Already, Paterson's public security chief, his state police superintendent and his communications director have quit over the scandals.
And now even Cuomo is taking a hit.
The Marist poll on Tuesday found Cuomo's approval rating fell 13 points in two weeks as he began investigating Paterson.
Cuomo, who has not announced his candidacy, had sailed around 67 percent for months. But several polls found New Yorkers think Cuomo shouldn't be investigating the guy everybody thinks he wants to replace, seeing a conflict that law professors say, legally, doesn't exist. Voters, however, appear to be reacting to the mere appearance of a conflict of interest.
Two days after the poll, Cuomo recused himself from the investigation and appointed former Chief Judge Judith Kaye — appointed to the high court by his father, Gov. Mario Cuomo — to be the special counsel in charge of the case. Andrew Cuomo said no "technical conflict" exists, but appointing Kaye would make the probe above reproach from the "ferocity of politics in New York."
Lazio, the Republican, hasn't so far seen a windfall from the scandals, even though the targets have been Democrats.
Lazio is facing a challenge by conservative Democrat Steve Levy, who has a record of defying political party labels. Levy got a rare meeting this week with Republican leaders who might back him. The Suffolk County executive has run on the Democratic, Republican and Conservative parties' lines simultaneously, attracting voters even as he draws the ire of party bosses.
Larry Levy of the National Center for Suburban Studies says such an outsider image, if it can be cultivated, could be essential in this year's governor's race.
There's a reason 55 percent of New Yorkers told a Siena College poll this month that they are embarrassed to say they are from New York. The unprecedented stretch of scandal began when Democratic Gov.

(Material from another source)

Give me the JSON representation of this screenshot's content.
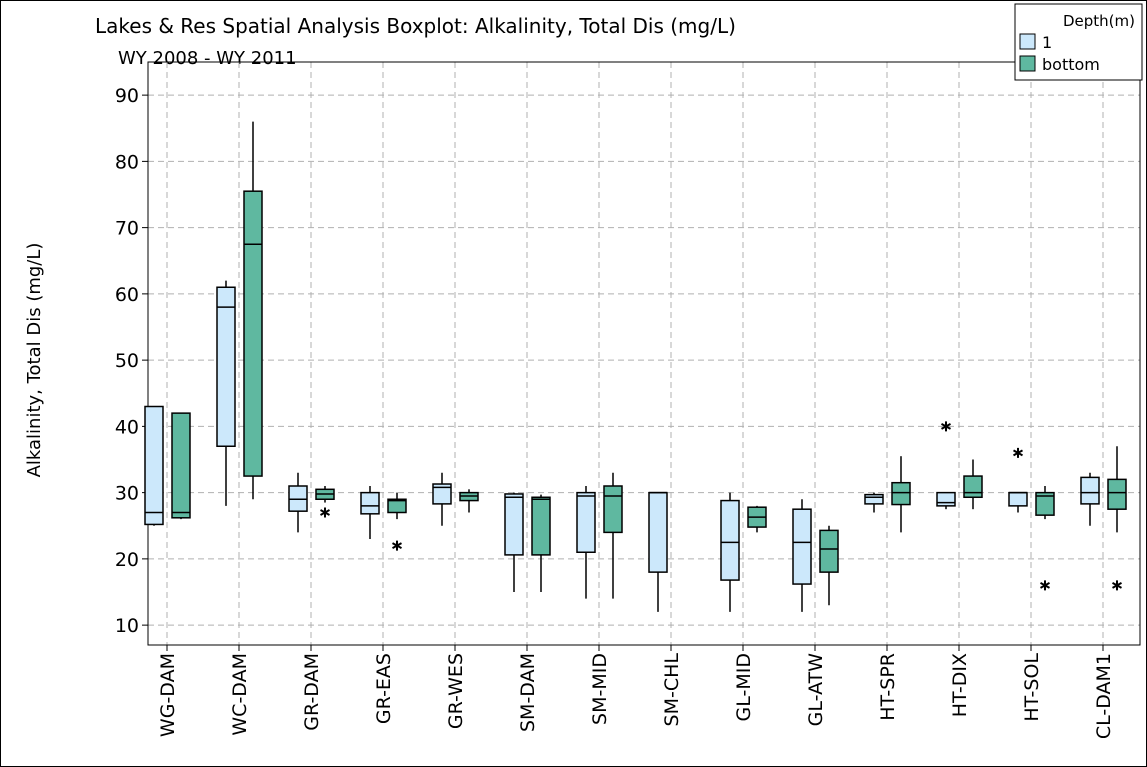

Eliot Spitzer resigned in March 2008 amid a prostitution scandal and includes the conviction this year of former Senate Majority Leader Joseph Bruno, a Republican, for pocketing more than $1 million in consulting fees. In between was the sentencing of 30-year veteran Assemblyman Anthony Seminerio, a Democrat, for collecting $1 million in consulting fees for, in his own words, "doing nothing"; and Sen. Hiram Monserrate, a Queens Democrat, who was expelled from his seat in February following a misdemeanor assault conviction involving his girlfriend.
In a special election on Tuesday, Monserrate will try to win back the seat he lost.
"I can't think of another period where you have seen that many high-ranking officials involved," said political science Professor Christopher W. Larimer of the University of Northern Iowa, a researcher of leadership traits and flaws.
He said this lack of confidence in government often results in poor election turnouts because it will be hard for any candidate to excite the electorate. He said such widespread dissatisfaction could even prompt voters to turn against their own legislators, rather than just blame the Legislature.